Muito barulho por nada
FSP
Instituído em 1985, nos primórdios da redemocratização do país, o
Ministério da Cultura foi reflexo simbólico, proposital ou não, do papel
que artistas e intelectuais haviam desempenhado nas pressões pelo fim
do regime militar.
Decorridas mais de três décadas desde lá, a pasta nunca assumiu
dimensões claramente compatíveis com o status ministerial. No Orçamento
de 2017, conta com R$ 2,7 bilhões —menos, por exemplo, que o reservado à
Universidade Federal do Rio de Janeiro ou ao IBGE.
Está sob sua jurisdição, ainda, R$ 1,7 bilhão ao ano em benefícios
tributários como os da Lei Rouanet, motivo de disputas e controvérsias
que se arrastam por anos.
Entretanto o ministério se manteve como canal de interlocução
privilegiada com o governo para uma parcela influente, embora
minoritária, da sociedade organizada.
Nesse contexto se podem entender os protestos desse segmento quando, em
2016, Michel Temer (PMDB) ensaiou reincorporar a estrutura da Cultura ao
Ministério da Educação —o que, por sua vez, constituía outro
simbolismo, a demonstrar austeridade (sem economia real de dinheiro
público).
Temer preferiu não levar adiante a medida, que poderia gerar desgaste
adicional à imagem de um governo impopular desde o nascedouro. A pasta
preservada ganha agora seu terceiro titular em pouco mais de um ano, o jornalista Sérgio Sá Leitão.
Seus antecessores não se mostraram confortáveis na função. O primeiro
deles, o diplomata Marcelo Calero, nunca obteve o respaldo do meio
cultural. Deixou o cargo ao ver-se pressionado pelo então ministro
Geddel Vieira Lima (Secretaria de Governo) a liberar uma obra em Salvador.
O substituto, o pernambucano Roberto Freire (PPS), pouco apresentou que
fosse digno de nota.
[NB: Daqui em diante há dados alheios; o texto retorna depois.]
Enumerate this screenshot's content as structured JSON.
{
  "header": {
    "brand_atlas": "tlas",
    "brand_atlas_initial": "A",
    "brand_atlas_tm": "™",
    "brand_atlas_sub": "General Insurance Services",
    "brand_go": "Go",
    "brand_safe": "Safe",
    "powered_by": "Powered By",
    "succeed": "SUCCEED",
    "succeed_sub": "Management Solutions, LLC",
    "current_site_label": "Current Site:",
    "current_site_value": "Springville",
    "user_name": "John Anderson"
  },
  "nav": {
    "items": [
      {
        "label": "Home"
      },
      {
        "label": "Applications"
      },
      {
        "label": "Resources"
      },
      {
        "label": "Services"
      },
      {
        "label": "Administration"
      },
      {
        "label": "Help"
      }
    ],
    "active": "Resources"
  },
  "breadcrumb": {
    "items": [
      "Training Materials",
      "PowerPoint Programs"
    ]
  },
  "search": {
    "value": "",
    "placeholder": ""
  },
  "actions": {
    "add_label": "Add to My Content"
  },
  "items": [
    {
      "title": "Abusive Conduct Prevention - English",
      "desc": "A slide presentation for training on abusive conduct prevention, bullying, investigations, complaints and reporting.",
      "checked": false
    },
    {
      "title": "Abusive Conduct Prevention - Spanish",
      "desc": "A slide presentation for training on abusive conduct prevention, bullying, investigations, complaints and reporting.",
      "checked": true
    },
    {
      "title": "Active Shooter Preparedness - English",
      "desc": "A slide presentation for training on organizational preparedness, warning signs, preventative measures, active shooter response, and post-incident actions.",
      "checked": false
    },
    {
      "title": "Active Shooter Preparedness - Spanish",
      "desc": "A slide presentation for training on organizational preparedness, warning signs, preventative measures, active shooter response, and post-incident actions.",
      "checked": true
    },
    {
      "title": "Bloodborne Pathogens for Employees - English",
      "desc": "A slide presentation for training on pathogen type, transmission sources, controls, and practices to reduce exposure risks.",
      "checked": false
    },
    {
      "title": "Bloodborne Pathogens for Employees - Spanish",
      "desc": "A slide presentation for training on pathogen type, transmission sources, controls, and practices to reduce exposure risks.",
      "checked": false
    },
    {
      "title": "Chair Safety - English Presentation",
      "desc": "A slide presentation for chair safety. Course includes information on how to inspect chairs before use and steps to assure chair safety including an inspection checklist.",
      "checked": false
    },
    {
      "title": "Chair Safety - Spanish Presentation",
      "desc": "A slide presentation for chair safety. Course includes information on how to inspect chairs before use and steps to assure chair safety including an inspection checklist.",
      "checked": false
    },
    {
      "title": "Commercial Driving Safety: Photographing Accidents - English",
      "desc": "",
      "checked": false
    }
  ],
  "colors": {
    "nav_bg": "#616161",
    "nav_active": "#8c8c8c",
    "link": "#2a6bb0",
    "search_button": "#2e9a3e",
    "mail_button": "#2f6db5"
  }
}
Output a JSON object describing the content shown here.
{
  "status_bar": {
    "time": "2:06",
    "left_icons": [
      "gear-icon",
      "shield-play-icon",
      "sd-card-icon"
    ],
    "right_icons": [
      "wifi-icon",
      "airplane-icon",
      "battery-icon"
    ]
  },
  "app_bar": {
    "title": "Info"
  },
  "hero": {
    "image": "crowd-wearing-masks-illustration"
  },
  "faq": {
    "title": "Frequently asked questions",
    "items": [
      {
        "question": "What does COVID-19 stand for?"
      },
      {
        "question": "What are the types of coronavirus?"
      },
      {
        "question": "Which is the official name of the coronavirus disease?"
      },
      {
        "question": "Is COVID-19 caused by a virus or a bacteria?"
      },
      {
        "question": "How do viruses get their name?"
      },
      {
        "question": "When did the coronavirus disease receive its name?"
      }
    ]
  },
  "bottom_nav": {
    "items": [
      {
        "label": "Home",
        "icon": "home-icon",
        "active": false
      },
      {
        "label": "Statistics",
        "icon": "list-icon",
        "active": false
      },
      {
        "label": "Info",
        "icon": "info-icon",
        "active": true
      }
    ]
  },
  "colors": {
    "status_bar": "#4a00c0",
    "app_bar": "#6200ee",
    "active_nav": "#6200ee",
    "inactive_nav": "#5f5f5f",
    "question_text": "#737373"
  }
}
Protagonizou um embate público com o escritor
Raduan Nassar, defensor do PT, e pediu demissão quando o presidente da
República foi atingido pela delação da JBS.
Difícil crer que o novo ministro possa angariar simpatias a Temer na
classe artística, embora tenha experiência e trânsito no setor –foi
secretário municipal de Cultura do Rio, no governo de Eduardo Paes
(PMDB), chefe de gabinete do ministério na gestão de Gilberto Gil
(governo Lula) e diretor da Ancine (Agência Nacional do Cinema).
Haverá, decerto, políticas a serem propostas ou aperfeiçoadas. Como o próprio Sá Leitão escreveu nesta Folha, em maio do ano passado, tais providências independem de haver ou não um ministério exclusivo para a Cultura.